Sixteen of Microsoft’s updates tackled critical vulnerabilities, 38 are rated important and one low. A total of 20, could potentially lead to remote code execution.
“Microsoft started Patch Tuesday a little early this month by releasing the operating system updates last week,” said Chris Goettl, product manager at Ivanti, in his commentary on Patch Tuesday.
He said, last week Microsoft released out-of-band updates resolving three unique CVEs for Meltdown and Spectre, both speculative execution side-channel attacks.
“These additions brings Microsoft’s January patch updates to a total of about 55 vulnerabilities (CVEs). This includes four CVEs that have been publicly disclosed and one CVE detected in exploits in the wild,” Goettl said.
Jimmy Graham, director of product management at Qualys, points out that this month is unique in that Microsoft has halted the deployment of patches for some AMD systems and other updates are incompatible with third-party antivirus software.
“Customers will not receive the January 2018 security updates (or any subsequent security updates) and will not be protected from security vulnerabilities unless their antivirus software vendor sets the following registry key,” Microsoft said in a Jan. 3 security bulletin.
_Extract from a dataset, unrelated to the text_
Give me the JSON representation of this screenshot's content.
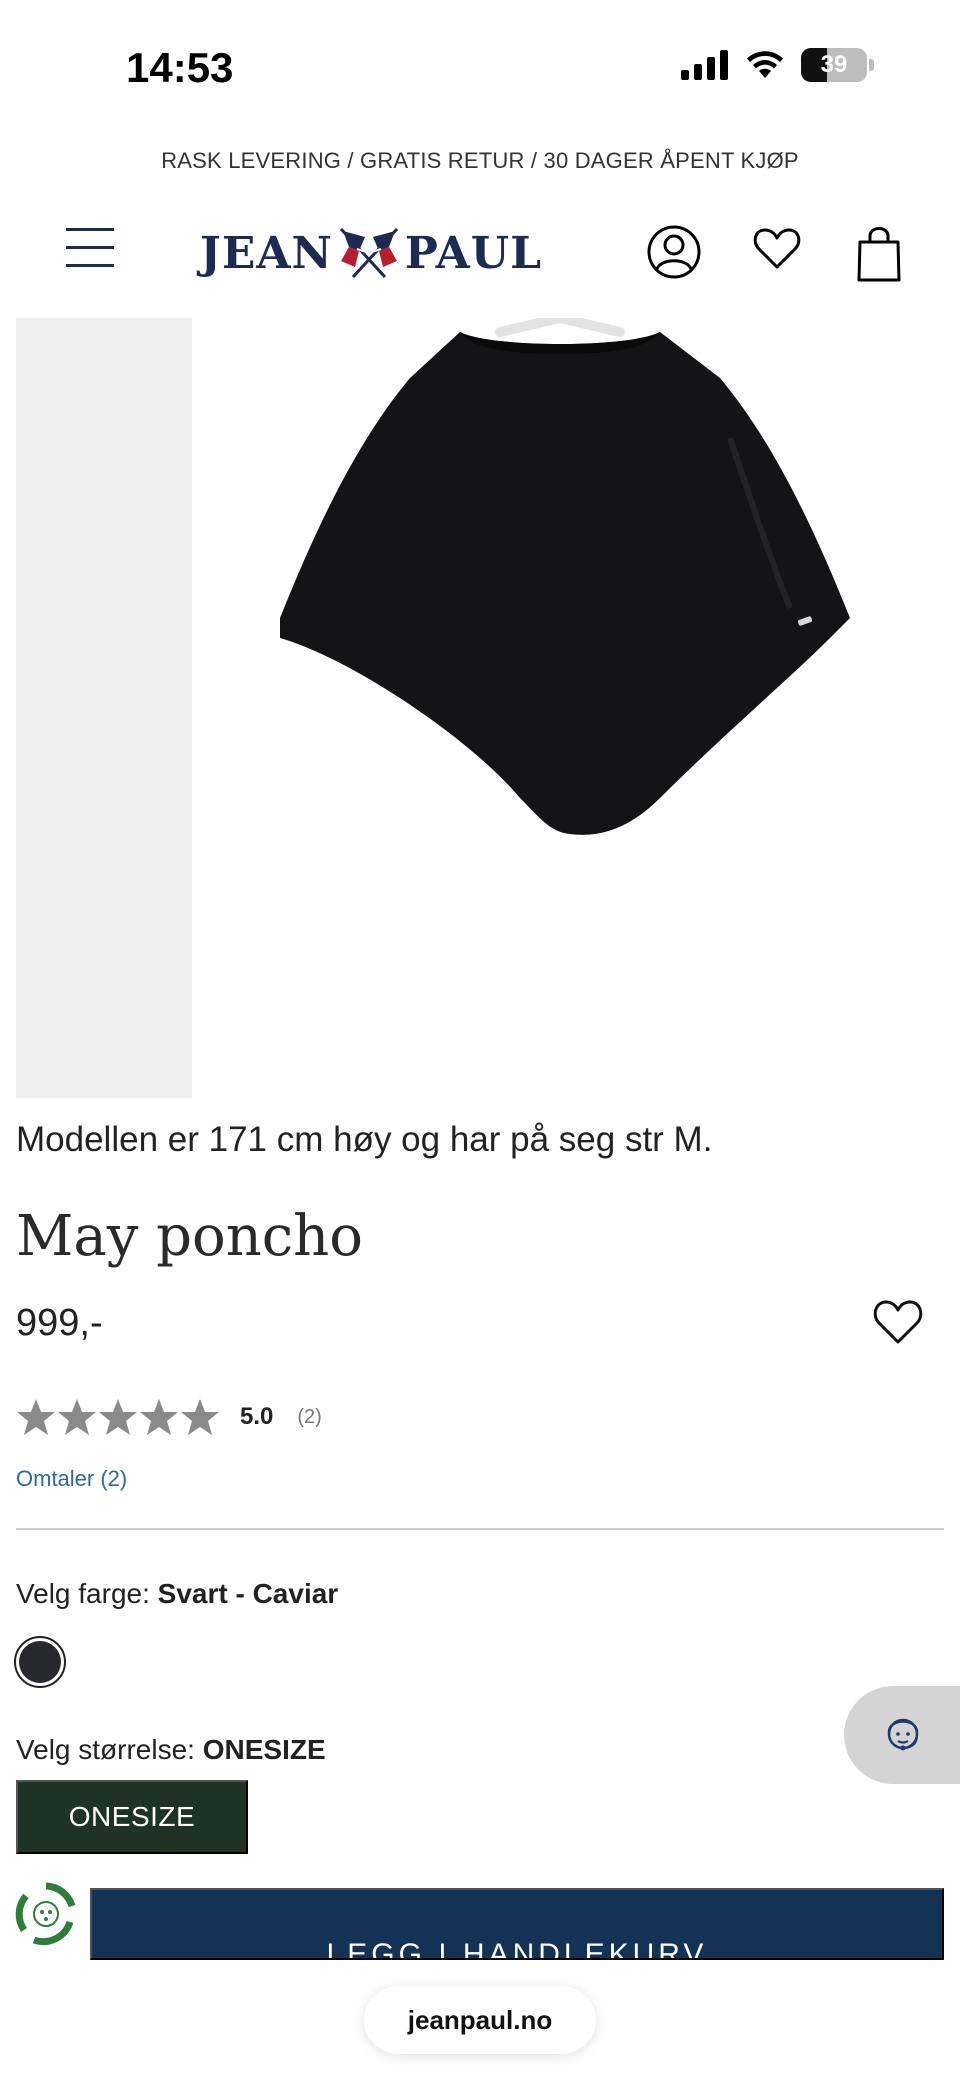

Graham also cautions that OS-level and BIOS (microcode) patches that are designed to mitigate Meltdown and Spectre may lead to CPU performance issues.
Listed as under active attack is (CVE-2018-0802) a Microsoft Office memory corruption vulnerability that allows remote code execution in Office when the software fails to properly handle objects in memory, according Microsoft. Targets convinced to open a specially crafted Office document could allow an adversary to take control of the affected system.
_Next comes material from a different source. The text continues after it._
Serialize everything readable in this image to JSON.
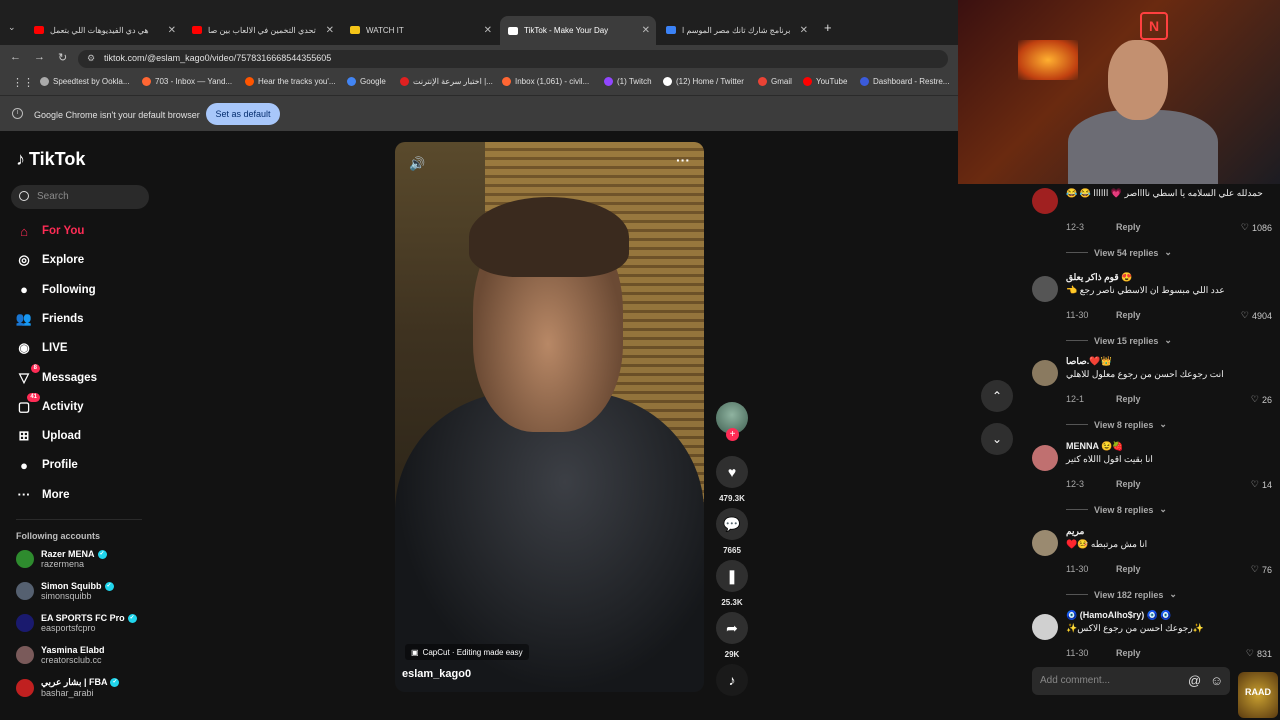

Microsoft also patched a vulnerability (CVE-2018-0786) in .NET Framework (and .NET Core) that prevents the components from completely validating a certificate. “An attacker could present a certificate that is marked invalid for a specific use, but the component uses it for that purpose. This action disregards the Enhanced Key Usage taggings,” describes Microsoft.
“This is definitely the sort of bug malware authors seek, as it could allow their invalid certificates to appear valid,” according Zero Day Initiative’s Patch Tuesday analysis.
One of the CVEs (CVE-2018-0819) tackled by Microsoft this month is a spoofing vulnerability in Microsoft Office for MAC, listed as publicly known at the time of release. The flaw does not allow some versions Microsoft Office or Mac to handle the encoding and display of email addresses properly. “This improper handling and display may cause antivirus or antispam scanning to not work as intended,” Microsoft describes.
On Monday, Apple released iOS 11.2.2 software for iPhones, iPads and iPod touch models that patch for the Spectre vulnerabilities. A macOS High Sierra 10.13.2 supplemental update was also released to bolster Spectre defenses in Apple’s Safari browser and WebKit, the web browser engine used by Safari, Mail, and App Store.